Coffee review

Do Arabica coffee beans need to be processed? To what extent are Arabica coffee beans roasted?

Published: 2024-11-08 Author: World Gafei
Last Updated: 2024/11/08, Professional coffee knowledge exchange more information about coffee beans Please pay attention to the roasting time of Arabica coffee beans in the coffee workshop (Wechat official account cafe_style), which will affect the appearance and taste. The simplest way to judge is that the longer the beans are roasted, the lighter the sour taste and the less caffeine. Below, we briefly list the coffee flavor produced by different roasting time, and provide you with reference.

Professional coffee knowledge exchange more coffee bean information please follow the coffee workshop (Wechat official account cafe_style)
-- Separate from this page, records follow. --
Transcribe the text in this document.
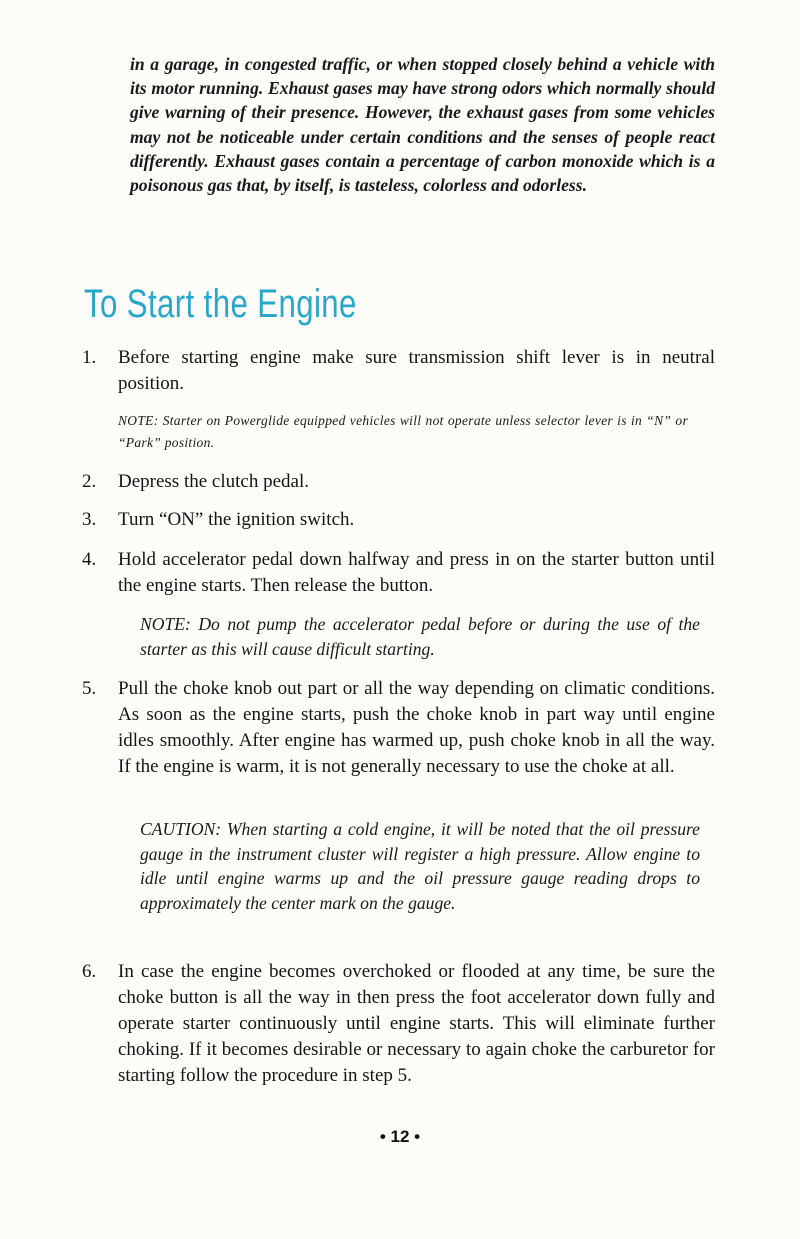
in a garage, in congested traffic, or when stopped closely behind a vehicle with its motor running. Exhaust gases may have strong odors which normally should give warning of their presence. However, the exhaust gases from some vehicles may not be noticeable under certain conditions and the senses of people react differently. Exhaust gases contain a percentage of carbon monoxide which is a poisonous gas that, by itself, is tasteless, colorless and odorless.

To Start the Engine
1.	Before starting engine make sure transmission shift lever is in neutral position.
NOTE: Starter on Powerglide equipped vehicles will not operate unless selector lever is in “N” or “Park” position.
2.	Depress the clutch pedal.
3.	Turn “ON” the ignition switch.
4.	Hold accelerator pedal down halfway and press in on the starter button until the engine starts. Then release the button.
NOTE: Do not pump the accelerator pedal before or during the use of the starter as this will cause difficult starting.
5.	Pull the choke knob out part or all the way depending on climatic conditions. As soon as the engine starts, push the choke knob in part way until engine idles smoothly. After engine has warmed up, push choke knob in all the way. If the engine is warm, it is not generally necessary to use the choke at all.
CAUTION: When starting a cold engine, it will be noted that the oil pressure gauge in the instrument cluster will register a high pressure. Allow engine to idle until engine warms up and the oil pressure gauge reading drops to approximately the center mark on the gauge.
6.	In case the engine becomes overchoked or flooded at any time, be sure the choke button is all the way in then press the foot accelerator down fully and operate starter continuously until engine starts. This will eliminate further choking. If it becomes desirable or necessary to again choke the carburetor for starting follow the procedure in step 5.
• 12 •
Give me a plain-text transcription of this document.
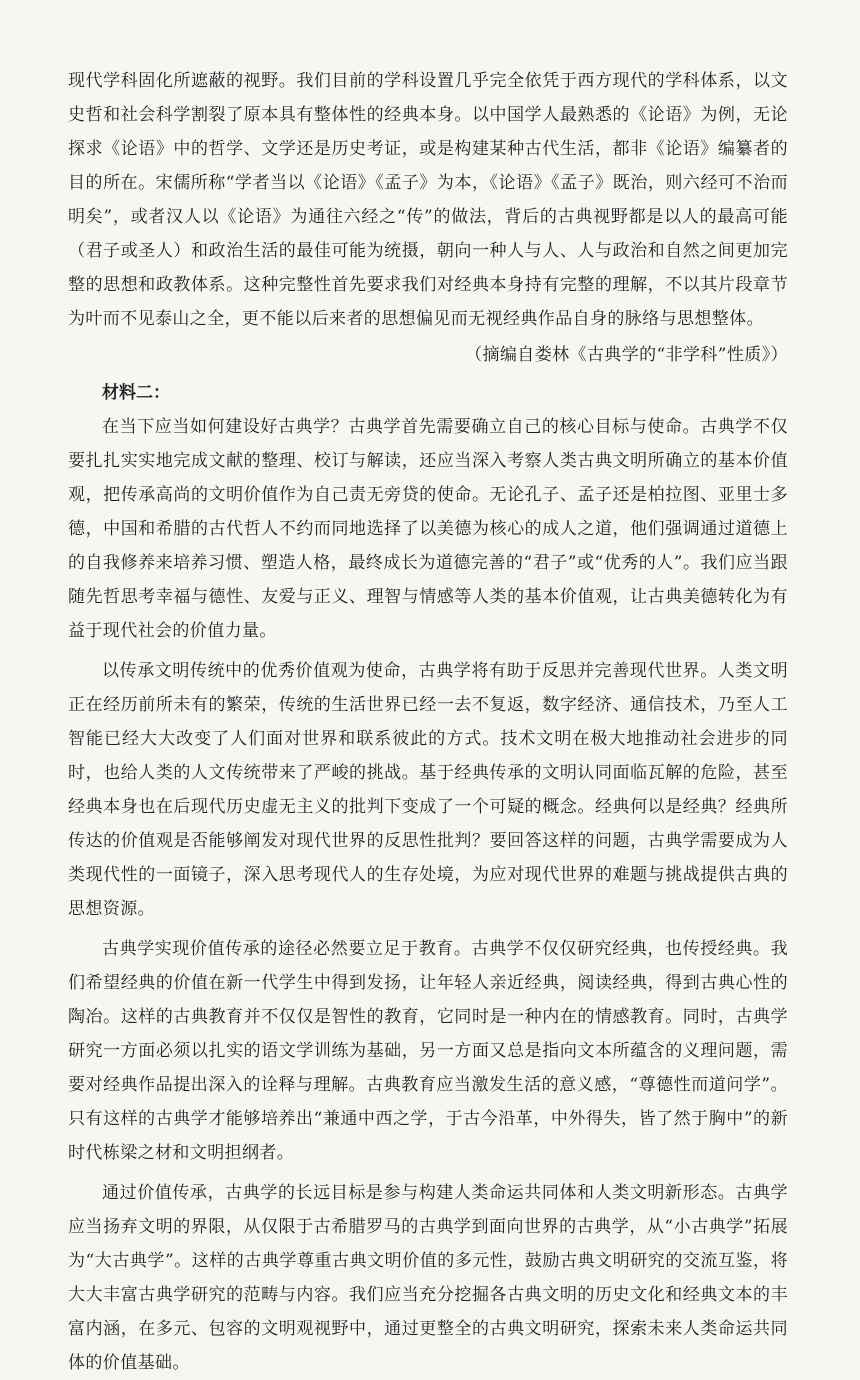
现代学科固化所遮蔽的视野。我们目前的学科设置几乎完全依凭于西方现代的学科体系，以文史哲和社会科学割裂了原本具有整体性的经典本身。以中国学人最熟悉的《论语》为例，无论探求《论语》中的哲学、文学还是历史考证，或是构建某种古代生活，都非《论语》编纂者的目的所在。宋儒所称“学者当以《论语》《孟子》为本，《论语》《孟子》既治，则六经可不治而明矣”，或者汉人以《论语》为通往六经之“传”的做法，背后的古典视野都是以人的最高可能（君子或圣人）和政治生活的最佳可能为统摄，朝向一种人与人、人与政治和自然之间更加完整的思想和政教体系。这种完整性首先要求我们对经典本身持有完整的理解，不以其片段章节为叶而不见泰山之全，更不能以后来者的思想偏见而无视经典作品自身的脉络与思想整体。

（摘编自娄林《古典学的“非学科”性质》）

材料二：

在当下应当如何建设好古典学？古典学首先需要确立自己的核心目标与使命。古典学不仅要扎扎实实地完成文献的整理、校订与解读，还应当深入考察人类古典文明所确立的基本价值观，把传承高尚的文明价值作为自己责无旁贷的使命。无论孔子、孟子还是柏拉图、亚里士多德，中国和希腊的古代哲人不约而同地选择了以美德为核心的成人之道，他们强调通过道德上的自我修养来培养习惯、塑造人格，最终成长为道德完善的“君子”或“优秀的人”。我们应当跟随先哲思考幸福与德性、友爱与正义、理智与情感等人类的基本价值观，让古典美德转化为有益于现代社会的价值力量。

以传承文明传统中的优秀价值观为使命，古典学将有助于反思并完善现代世界。人类文明正在经历前所未有的繁荣，传统的生活世界已经一去不复返，数字经济、通信技术，乃至人工智能已经大大改变了人们面对世界和联系彼此的方式。技术文明在极大地推动社会进步的同时，也给人类的人文传统带来了严峻的挑战。基于经典传承的文明认同面临瓦解的危险，甚至经典本身也在后现代历史虚无主义的批判下变成了一个可疑的概念。经典何以是经典？经典所传达的价值观是否能够阐发对现代世界的反思性批判？要回答这样的问题，古典学需要成为人类现代性的一面镜子，深入思考现代人的生存处境，为应对现代世界的难题与挑战提供古典的思想资源。

古典学实现价值传承的途径必然要立足于教育。古典学不仅仅研究经典，也传授经典。我们希望经典的价值在新一代学生中得到发扬，让年轻人亲近经典，阅读经典，得到古典心性的陶冶。这样的古典教育并不仅仅是智性的教育，它同时是一种内在的情感教育。同时，古典学研究一方面必须以扎实的语文学训练为基础，另一方面又总是指向文本所蕴含的义理问题，需要对经典作品提出深入的诠释与理解。古典教育应当激发生活的意义感，“尊德性而道问学”。只有这样的古典学才能够培养出“兼通中西之学，于古今沿革，中外得失，皆了然于胸中”的新时代栋梁之材和文明担纲者。

通过价值传承，古典学的长远目标是参与构建人类命运共同体和人类文明新形态。古典学应当扬弃文明的界限，从仅限于古希腊罗马的古典学到面向世界的古典学，从“小古典学”拓展为“大古典学”。这样的古典学尊重古典文明价值的多元性，鼓励古典文明研究的交流互鉴，将大大丰富古典学研究的范畴与内容。我们应当充分挖掘各古典文明的历史文化和经典文本的丰富内涵，在多元、包容的文明观视野中，通过更整全的古典文明研究，探索未来人类命运共同体的价值基础。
The roasting time of Arabica coffee beans will affect the appearance and taste. The simplest way to judge is that the longer the beans are roasted, the lighter the sour taste and the less caffeine. Below we briefly list the coffee flavor produced by different roasting time for your reference.

Very shallow baking (light roast): has a strong smell of grass, lack of aroma, rarely used to taste.

Light roasting (cinnamon roast): high acidity, slightly fragrant, often used to make American coffee.

Medium roasting (medium roast): sour and bitter taste, moderate aroma, retain the original flavor of coffee beans, often used to make American coffee or mixed coffee.

Medium and deep baking (high roast): the taste is rich, sour and bitter balanced and slightly sweet, with good aroma and flavor.

Urban roasting (city roast): lower acidity than medium and deep roasting, perfect display of coffee flavor, is the standard roasting degree, the most popular among the general public.

Deep roasting (full city roast): bitterness is stronger than sour taste, the aftertaste is sweet, full of aroma, mostly used to make iced coffee or black coffee.

French baking (French roast): bitter, strong, not sour, with a smoky aroma.

Italian roast: beans are glossy, bitter and scorched, and are mainly used to make espresso.